I am just starting classes for a degree in anthropology. I adore anthropology. It took me twelve years to realize what it was that I wanted to study in college. So here I am, mother of Sprout, wife of Tree, proclaiming my freedom from the vision of the domestic goddess I thought I'd become. I want to be an anthropologist. I want to pursue graduate degrees. I want "Dr." to be a part of my name (though really, that's just a pride thing, I really don't know that I want to spend THAT much time on my own education...)
I don't want ten children. I have a hard enough time with one dear child. He's a handful, but not as insane as some children I've seen. I want him to have a happy, contented, loving mommy--not a screaming banshee who stays repressed and creatively shut down and resents her children and then feels guilty. I'm thinking two will be enough because I don't believe in creating a child and then not giving him any siblings. It's just mean.

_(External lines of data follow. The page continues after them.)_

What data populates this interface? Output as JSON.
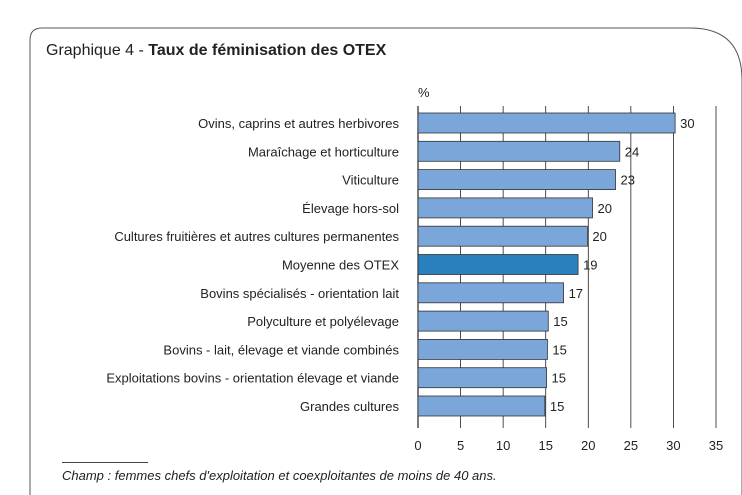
{
  "header": {
    "title_prefix": "Graphique 4 - ",
    "title_main": "Taux de féminisation des OTEX"
  },
  "footnote": "Champ : femmes chefs d'exploitation et coexploitantes de moins de 40 ans.",
  "colors": {
    "bar": "#7aa6d9",
    "bar_highlight": "#2a7fbf",
    "bar_stroke": "#333333",
    "grid": "#222222"
  },
  "chart_data": {
    "type": "bar",
    "orientation": "horizontal",
    "unit_label": "%",
    "categories": [
      "Ovins, caprins et autres herbivores",
      "Maraîchage et horticulture",
      "Viticulture",
      "Élevage hors-sol",
      "Cultures fruitières et autres cultures permanentes",
      "Moyenne des OTEX",
      "Bovins spécialisés - orientation lait",
      "Polyculture et polyélevage",
      "Bovins - lait, élevage et viande combinés",
      "Exploitations bovins - orientation élevage et viande",
      "Grandes cultures"
    ],
    "values": [
      30.2,
      23.7,
      23.2,
      20.5,
      19.9,
      18.8,
      17.1,
      15.3,
      15.2,
      15.1,
      14.9
    ],
    "value_labels": [
      "30",
      "24",
      "23",
      "20",
      "20",
      "19",
      "17",
      "15",
      "15",
      "15",
      "15"
    ],
    "highlight_index": 5,
    "xlim": [
      0,
      35
    ],
    "xticks": [
      0,
      5,
      10,
      15,
      20,
      25,
      30,
      35
    ],
    "grid": "vertical",
    "xlabel": "",
    "ylabel": ""
  }
}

I want to travel to distant places, using my education to help people--mostly women and mothers who need better nutrition or freedom from oppression so their children can grow healthy and strong. Starving and malnourished/obese children make me angry. That should not happen. WE KNOW BETTER. (but that's a post for another day)
I want to bring my family with me--all two of my children and Tree. Tree is going into green energy. The things we could do together!! We could save little villages, or improve a slum. Our children would learn by BEING places, not just reading about them. They would learn charity and selflessness and hard work. They would have freedom to pursue any academics or education they desired instead of having it shoved down their throats behind a desk, surrounded only by children their own age who don't know anything.
In between traveling, I would return home to our little house on a homestead owned by friends and we would do hard work on our little farm and contribute to our own community. My love of cooking and canning and even hanging laundry outside to dry would be satisfied. My children could milk their own goats or cow, and collect eggs from the chickens after weeding the organic garden.
And then I'd go inside to write. I want to write fiction fantasy from a feminist's perspective. I want to be published as a scientist--for what, I don't know yet, but I'm sure I'll figure something out in the next few years!
This is my ideal life. The exciting thing is that it's all possible! It's even probable! We have been so blessed in having what we need financially, even during times of want and strain. And we are blessed in our freedom of mind and spirit and heart, despite the somewhat restrictive culture we live in.
It is such a relief to acknowledge that the dreams I've spouted for years (and secretly worried about) are entirely cultural in origin. My search for acceptance and love has always pointed in the same direction: a whole bunch of children, clean house, organized finances, organized and full pantry, home-sewn clothes, farm animals, and a garden that actually produces. In other words, I wanted to be my sister-in-law.
The fact of the matter: trying to become something I'm not, even if I do a fabulous job at it, will never earn me the love and acceptance that I crave. I cannot control the emotions of people in my family or of my peers. I can only be the best me that is possible. I can only follow the driving passions that are in my very soul, untouched by the crust of my past and the expectations of the ones who raised me.